Prospect Park Stabber Expected in Court March 22
Stabbing incidents in Prospect Park
Image via Google Maps

In partnership with the Brooklyn News Service

A Brooklyn judge on Tuesday morning adjourned the case of the man accused of knifing a Hasidic male and two other men in a separate Prospect Park attack last year.

Keny Rochelin, 26, who is charged with attempted murder, is scheduled to appear in court March 22. The case was before Acting State Supreme Court Justice Martin Murphy.

Rochelin was taken into custody last March on charges of stabbing two people in separate incidents in Prospect Park. Investigators then connected him to the stabbing of 25-year-old Leiby Brikman that occurred a few weeks earlier on Empire Boulevard near Kingston Avenue.

The attack on Brikman, a Hasidic man, raised fears that it was a hate crime. It prompted the Anti-Defamation League to offer $5,000 for information leading to Rochelin’s arrest and Mayor Bill de Blasio to call it “a possible hate crime.”

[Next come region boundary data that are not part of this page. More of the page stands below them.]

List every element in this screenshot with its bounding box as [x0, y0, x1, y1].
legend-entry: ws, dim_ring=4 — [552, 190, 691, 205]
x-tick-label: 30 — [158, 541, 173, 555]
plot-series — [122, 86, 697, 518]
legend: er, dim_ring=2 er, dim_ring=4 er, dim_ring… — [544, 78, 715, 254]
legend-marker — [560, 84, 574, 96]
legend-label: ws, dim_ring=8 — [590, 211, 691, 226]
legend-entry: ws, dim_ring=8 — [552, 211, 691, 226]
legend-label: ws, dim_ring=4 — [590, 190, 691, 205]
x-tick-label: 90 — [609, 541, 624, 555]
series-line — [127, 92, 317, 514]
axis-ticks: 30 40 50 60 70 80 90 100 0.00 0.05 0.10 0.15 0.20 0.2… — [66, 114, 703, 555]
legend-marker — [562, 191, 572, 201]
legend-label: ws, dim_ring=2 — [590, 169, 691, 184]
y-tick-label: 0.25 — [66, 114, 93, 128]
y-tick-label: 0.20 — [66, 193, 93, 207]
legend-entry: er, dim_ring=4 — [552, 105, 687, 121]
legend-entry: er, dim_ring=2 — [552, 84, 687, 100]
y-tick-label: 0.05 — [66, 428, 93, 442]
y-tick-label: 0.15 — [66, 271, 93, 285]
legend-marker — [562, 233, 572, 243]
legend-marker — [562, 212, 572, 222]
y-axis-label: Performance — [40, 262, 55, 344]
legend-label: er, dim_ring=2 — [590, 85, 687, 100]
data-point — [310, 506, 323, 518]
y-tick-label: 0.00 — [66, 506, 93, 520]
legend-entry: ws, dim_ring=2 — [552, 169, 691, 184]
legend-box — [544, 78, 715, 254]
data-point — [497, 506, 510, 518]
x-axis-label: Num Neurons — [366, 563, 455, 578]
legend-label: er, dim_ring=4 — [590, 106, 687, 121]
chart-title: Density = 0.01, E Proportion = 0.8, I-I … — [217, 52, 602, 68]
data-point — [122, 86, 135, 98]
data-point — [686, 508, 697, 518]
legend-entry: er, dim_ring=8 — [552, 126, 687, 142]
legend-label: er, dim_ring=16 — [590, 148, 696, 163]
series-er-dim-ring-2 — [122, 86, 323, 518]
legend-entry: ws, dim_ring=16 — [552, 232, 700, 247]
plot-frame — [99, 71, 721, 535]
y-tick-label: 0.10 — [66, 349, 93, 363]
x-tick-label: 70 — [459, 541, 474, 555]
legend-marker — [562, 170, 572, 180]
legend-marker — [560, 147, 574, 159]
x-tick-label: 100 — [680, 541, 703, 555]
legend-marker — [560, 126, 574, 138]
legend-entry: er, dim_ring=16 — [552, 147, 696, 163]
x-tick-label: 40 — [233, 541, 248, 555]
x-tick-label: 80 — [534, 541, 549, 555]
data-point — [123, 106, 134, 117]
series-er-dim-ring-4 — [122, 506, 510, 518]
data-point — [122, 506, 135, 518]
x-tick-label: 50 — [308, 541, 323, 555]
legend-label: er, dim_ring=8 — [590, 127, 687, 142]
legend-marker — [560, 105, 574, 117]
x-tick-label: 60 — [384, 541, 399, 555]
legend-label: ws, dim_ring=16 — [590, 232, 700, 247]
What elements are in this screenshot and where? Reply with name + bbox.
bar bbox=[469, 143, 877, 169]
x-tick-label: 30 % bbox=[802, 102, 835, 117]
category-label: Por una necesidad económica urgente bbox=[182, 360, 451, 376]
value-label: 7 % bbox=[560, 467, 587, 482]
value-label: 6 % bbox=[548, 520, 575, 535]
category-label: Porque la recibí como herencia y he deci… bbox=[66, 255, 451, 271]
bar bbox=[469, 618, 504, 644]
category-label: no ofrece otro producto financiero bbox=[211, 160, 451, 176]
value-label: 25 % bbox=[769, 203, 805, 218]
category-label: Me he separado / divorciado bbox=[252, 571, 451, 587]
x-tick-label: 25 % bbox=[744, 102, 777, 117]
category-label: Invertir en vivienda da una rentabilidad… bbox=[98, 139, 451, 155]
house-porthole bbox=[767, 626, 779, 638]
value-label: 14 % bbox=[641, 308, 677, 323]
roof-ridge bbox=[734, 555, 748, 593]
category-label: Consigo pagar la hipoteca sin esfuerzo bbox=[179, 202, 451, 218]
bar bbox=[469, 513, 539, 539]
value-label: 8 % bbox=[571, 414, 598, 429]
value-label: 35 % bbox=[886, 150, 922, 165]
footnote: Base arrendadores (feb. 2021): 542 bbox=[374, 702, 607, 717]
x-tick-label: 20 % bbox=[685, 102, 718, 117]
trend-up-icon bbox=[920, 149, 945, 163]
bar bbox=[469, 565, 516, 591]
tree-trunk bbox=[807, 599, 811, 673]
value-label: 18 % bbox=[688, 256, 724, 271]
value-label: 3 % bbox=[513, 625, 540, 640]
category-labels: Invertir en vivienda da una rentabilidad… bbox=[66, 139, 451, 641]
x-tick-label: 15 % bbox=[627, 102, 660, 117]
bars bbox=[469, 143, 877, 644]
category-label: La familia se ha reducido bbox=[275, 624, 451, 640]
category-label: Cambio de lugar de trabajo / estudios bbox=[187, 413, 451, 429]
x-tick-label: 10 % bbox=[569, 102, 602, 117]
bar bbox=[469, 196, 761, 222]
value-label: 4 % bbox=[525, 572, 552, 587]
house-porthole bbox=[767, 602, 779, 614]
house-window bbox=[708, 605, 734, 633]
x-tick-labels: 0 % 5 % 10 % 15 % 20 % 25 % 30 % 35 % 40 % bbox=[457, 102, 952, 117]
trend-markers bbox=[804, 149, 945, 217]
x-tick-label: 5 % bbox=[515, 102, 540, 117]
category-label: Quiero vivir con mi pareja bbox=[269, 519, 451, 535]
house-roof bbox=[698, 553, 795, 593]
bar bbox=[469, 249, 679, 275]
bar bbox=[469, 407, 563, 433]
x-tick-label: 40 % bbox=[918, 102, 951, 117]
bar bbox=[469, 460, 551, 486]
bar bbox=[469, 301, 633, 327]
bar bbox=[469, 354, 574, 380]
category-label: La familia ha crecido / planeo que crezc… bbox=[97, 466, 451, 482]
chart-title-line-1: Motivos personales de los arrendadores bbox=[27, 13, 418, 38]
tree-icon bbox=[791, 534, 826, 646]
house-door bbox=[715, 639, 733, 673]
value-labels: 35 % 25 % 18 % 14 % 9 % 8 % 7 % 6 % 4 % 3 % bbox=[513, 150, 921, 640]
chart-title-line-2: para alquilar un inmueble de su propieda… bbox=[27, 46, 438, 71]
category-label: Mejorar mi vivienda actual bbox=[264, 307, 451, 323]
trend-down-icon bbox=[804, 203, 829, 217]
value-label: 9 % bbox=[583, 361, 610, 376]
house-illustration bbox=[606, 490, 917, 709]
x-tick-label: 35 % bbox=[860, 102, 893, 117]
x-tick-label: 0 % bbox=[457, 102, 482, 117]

Rochelin was initially charged with attempted murder as a hate crime, but officials later dropped the hate crime charges after it was determined that anti-Semitic bias didn’t play a role in the attack.

On the night of his arrest, the defendant allegedly attacked a 30-year-old man who was jogging in Prospect Park, cutting him in the hand. Moments later in the park, he allegedly struck again, this time attacking a 43-year-old man and stealing his wallet near Ocean and Parkside avenues. Both injuries were not life threatening.

Asked to comment on the case, the defendant’s lawyer, Ezra Levy, said, “I’m not sure what the judge is going to do, but we are hopeful.”